Thickness dependence of the dynamics in thin films of isotactic poly (methylmethacrylate)

Abstract

The film thickness dependence of both the glass transition temperature (T(g)) and the 1 kHz alpha relaxation were studied for thin films of isotactic Poly (methylmethacrylate) (i-PMMA) supported on aluminium substrates. Films in the thickness range 7-200 nm were studied. The ellipsometrically determined T(g) was found to show reductions for films thinner than 60 nm, with the largest observed reduction being 12 K for a 7 nm thick film. Measurements of the T(g) were also performed on i-PMMA films supported on silicon substrates. Dielectric studies of the temperature dependent 1 kHz alpha relaxation peak, showed that the position (T(alpha)) and shape of the peak have no film thickness dependence. This was shown to hold for films with one free surface and films with a 30 nm thermally evaporated capping layer.

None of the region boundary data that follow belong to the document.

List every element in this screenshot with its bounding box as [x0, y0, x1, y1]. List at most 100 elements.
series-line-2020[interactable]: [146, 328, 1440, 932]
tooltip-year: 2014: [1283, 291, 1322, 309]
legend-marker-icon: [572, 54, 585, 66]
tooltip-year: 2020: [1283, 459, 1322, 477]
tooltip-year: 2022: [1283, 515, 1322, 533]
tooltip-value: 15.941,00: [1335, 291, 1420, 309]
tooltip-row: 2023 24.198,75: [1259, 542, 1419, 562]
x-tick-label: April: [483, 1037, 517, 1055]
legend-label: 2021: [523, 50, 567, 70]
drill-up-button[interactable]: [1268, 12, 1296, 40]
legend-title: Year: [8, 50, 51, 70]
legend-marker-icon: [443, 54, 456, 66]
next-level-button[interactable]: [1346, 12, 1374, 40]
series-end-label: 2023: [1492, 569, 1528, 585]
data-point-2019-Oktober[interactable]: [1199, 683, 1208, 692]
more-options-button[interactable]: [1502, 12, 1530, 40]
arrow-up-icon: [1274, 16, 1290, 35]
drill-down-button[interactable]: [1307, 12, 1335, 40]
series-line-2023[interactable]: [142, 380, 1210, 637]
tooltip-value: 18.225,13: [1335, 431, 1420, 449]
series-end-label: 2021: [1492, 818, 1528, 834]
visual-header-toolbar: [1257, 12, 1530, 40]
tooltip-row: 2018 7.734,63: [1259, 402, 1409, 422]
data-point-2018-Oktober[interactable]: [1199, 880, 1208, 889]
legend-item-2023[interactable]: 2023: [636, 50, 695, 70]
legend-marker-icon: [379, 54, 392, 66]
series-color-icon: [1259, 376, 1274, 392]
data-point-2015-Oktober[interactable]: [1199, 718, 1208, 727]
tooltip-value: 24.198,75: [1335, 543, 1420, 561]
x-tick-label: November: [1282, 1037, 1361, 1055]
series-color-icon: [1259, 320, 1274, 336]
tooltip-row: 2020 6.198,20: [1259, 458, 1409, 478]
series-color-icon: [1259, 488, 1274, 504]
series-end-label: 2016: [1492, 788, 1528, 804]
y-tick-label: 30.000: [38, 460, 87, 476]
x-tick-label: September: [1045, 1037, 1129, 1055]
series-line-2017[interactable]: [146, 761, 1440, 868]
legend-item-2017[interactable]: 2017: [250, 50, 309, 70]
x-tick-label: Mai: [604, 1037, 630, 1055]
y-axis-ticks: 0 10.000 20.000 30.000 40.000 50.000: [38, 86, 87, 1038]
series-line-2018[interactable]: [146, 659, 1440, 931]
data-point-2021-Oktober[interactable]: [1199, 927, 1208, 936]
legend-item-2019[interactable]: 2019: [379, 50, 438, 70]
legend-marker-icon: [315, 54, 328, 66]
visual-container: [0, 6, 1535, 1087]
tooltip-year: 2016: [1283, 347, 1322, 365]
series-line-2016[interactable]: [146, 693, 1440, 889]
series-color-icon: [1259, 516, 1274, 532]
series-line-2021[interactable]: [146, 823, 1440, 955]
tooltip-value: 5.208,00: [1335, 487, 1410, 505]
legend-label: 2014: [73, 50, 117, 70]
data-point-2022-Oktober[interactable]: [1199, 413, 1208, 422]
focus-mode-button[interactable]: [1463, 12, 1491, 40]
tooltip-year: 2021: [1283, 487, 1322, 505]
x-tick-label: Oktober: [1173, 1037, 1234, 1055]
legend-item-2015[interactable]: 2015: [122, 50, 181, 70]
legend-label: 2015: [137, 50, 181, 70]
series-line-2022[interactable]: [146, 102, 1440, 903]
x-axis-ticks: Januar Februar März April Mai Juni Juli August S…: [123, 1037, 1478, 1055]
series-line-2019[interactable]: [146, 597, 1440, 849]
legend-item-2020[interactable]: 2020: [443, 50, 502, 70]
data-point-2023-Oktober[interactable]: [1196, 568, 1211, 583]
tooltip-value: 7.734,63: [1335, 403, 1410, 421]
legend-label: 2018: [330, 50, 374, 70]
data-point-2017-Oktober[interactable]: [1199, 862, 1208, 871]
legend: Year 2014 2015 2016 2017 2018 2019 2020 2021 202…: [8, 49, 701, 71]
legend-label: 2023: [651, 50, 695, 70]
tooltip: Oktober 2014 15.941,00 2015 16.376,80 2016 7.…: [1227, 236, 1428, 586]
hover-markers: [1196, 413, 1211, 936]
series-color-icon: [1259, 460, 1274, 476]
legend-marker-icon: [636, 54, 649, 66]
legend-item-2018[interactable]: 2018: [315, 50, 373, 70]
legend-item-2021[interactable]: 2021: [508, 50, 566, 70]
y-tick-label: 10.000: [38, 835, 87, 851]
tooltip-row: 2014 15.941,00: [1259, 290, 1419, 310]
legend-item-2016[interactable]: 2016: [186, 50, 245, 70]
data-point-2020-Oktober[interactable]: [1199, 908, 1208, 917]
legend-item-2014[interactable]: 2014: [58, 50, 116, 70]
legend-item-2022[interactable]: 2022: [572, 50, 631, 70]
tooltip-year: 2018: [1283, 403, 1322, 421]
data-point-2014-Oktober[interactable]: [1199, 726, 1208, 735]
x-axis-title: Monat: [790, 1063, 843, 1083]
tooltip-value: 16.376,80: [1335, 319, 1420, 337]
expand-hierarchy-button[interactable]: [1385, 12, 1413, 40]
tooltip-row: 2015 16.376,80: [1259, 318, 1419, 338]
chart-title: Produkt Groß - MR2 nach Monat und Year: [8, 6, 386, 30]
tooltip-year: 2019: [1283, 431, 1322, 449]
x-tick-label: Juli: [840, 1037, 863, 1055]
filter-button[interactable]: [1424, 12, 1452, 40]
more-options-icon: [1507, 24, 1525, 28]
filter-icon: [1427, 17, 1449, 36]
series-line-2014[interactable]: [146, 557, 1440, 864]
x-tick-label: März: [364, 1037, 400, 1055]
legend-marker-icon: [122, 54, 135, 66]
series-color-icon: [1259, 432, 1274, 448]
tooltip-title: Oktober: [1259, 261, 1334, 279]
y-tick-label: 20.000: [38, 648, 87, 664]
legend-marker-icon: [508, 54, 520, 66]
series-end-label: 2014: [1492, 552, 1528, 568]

Capping the films was shown to have no effect on the thickness dependence of either T(g) or T(alpha). The implications of these results are discussed further and the different film thickness dependencies of T(g) and T(alpha) are discussed. This is done within the framework of the Vogel-Fulcher-Tamann (VFT) theory of glass forming materials and also in the context of the existence of a dynamic correlation length xi.